Unveiled in 2018 by Prince William (has it really been that long since my last visit?), this beautiful bronze statue is of a gentleman called Major Francis ("Frank") Edward Foley, affectionately known as The Stourbridge Schindler.  He was a spy who saved an estimated 10,000 jews during the second world war.  


Frank was a British Secret Intelligence Service Officer who worked as a passport officer for the British Embassy in Berlin, issuing fake documents to thousands of jews.  Here he is feeding the birds a crust of bread in the snow.


In 1941, he was given the task of questioning Hitler's Deputy Rudolf Hess after Hess's flight to Scotland.
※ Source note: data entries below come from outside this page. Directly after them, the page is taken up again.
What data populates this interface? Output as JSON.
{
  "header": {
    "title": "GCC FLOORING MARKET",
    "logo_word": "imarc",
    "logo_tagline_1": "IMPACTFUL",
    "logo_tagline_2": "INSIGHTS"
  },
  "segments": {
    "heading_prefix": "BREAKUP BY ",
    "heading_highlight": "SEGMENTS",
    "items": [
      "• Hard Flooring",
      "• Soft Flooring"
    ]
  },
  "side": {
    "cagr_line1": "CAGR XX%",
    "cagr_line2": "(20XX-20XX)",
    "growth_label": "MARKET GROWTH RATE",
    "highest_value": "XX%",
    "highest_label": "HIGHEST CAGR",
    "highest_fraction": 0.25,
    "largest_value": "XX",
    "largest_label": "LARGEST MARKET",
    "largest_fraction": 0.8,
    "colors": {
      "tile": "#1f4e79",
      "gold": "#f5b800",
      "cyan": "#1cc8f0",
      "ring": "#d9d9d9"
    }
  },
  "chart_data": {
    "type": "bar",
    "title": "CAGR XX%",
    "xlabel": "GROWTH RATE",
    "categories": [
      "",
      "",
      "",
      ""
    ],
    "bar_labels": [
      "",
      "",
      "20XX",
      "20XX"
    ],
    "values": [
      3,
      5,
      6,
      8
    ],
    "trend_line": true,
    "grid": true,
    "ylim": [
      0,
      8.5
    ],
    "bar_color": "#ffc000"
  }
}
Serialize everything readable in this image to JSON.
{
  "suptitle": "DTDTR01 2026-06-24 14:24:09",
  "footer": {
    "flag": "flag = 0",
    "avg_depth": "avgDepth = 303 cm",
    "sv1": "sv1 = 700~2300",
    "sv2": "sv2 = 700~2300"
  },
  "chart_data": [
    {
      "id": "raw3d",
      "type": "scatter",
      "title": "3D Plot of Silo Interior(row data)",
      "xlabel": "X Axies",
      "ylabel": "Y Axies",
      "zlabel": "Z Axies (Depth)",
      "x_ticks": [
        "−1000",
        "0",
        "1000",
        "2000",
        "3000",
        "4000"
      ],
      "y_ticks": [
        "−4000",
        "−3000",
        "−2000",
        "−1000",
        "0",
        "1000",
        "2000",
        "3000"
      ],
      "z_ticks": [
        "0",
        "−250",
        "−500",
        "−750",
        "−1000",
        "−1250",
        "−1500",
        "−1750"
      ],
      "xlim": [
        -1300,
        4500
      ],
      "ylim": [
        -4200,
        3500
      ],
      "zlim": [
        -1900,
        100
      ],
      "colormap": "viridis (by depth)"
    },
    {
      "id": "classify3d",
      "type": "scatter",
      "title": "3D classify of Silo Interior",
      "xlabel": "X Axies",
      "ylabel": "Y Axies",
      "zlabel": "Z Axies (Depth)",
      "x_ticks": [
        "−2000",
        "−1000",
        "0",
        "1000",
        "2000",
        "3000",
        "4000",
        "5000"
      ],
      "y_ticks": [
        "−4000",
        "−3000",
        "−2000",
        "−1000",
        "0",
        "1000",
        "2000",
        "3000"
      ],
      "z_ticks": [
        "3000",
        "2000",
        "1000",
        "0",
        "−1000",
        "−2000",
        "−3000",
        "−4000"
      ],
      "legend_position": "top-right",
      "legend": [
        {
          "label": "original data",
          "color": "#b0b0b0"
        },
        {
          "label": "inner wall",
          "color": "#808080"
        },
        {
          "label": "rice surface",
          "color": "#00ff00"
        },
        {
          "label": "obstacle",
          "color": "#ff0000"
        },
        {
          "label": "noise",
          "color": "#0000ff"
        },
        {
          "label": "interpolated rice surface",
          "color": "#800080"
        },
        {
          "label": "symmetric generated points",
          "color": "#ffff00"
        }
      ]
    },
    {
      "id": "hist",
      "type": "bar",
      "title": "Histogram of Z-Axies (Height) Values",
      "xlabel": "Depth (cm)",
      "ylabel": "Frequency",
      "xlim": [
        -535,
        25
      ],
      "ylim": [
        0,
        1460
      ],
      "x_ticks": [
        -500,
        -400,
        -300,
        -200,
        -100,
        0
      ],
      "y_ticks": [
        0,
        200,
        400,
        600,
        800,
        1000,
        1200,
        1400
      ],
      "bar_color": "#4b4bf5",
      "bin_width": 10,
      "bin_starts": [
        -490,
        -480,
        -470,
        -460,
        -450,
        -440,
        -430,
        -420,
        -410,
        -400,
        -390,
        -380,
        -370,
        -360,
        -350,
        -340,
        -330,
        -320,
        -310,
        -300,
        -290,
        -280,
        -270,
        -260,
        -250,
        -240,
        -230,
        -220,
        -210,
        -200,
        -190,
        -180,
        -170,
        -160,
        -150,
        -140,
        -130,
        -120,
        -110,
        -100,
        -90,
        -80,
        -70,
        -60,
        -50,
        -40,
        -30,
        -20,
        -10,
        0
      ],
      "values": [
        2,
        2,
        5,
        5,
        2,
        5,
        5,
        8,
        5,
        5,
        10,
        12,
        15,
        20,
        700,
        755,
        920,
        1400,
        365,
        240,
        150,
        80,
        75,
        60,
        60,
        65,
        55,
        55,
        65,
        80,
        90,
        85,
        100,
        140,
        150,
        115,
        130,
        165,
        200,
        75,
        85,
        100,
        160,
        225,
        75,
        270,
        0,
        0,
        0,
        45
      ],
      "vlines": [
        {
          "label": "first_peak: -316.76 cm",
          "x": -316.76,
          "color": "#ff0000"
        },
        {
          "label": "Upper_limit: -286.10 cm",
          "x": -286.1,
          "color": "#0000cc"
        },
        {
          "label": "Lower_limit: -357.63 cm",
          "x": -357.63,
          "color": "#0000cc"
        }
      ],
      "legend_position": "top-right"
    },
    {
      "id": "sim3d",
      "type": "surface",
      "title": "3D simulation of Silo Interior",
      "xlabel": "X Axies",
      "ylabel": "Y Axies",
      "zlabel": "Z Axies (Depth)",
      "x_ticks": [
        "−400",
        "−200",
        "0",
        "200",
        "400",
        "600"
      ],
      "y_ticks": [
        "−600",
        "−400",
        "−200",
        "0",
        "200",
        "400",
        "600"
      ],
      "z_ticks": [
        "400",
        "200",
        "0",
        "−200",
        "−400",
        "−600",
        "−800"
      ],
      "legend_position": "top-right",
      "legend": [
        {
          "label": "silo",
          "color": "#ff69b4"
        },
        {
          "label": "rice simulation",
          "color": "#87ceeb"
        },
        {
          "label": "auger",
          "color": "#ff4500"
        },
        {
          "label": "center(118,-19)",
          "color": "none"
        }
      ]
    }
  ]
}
After Hess was hospitalized in 1942, Foley helped coordinate MI5 and MI6 in running a network of double agents, the Double Cross System.

Foley returned to Berlin very soon after the war under the cover of Assistant Inspector General of the Public Safety Branch of the Control Commission in Germany, where he was involved in hunting for ex-SS war criminals.


He received little recognition for his bravery during his lifetime and no diplomatic immunity.  Although hailing from Devon, he lived out his days quietly and largely unknown in the Norton area of Stourbridge, passing in 1958.  He is buried at Stourbridge Crematorium.  I have been to at least three family funerals within the last decade at Stourbridge Crematorium (my Dad's included), without realising that this heroic man was resting nearby.



Whilst I was marvelling at the bronze, a lady called Christine, accompanied by a friend approached and we chatted a while.  Christine, a former teacher and mother to two history graduates, had just visited Frank's grave.  She gave me detailed instructions as to its whereabouts and commented that it was "small and unassuming."

After picking up the boy from college, I relayed Frank's story.  "Oh" he piped up, "I've just had a lesson in the Frank Foley building."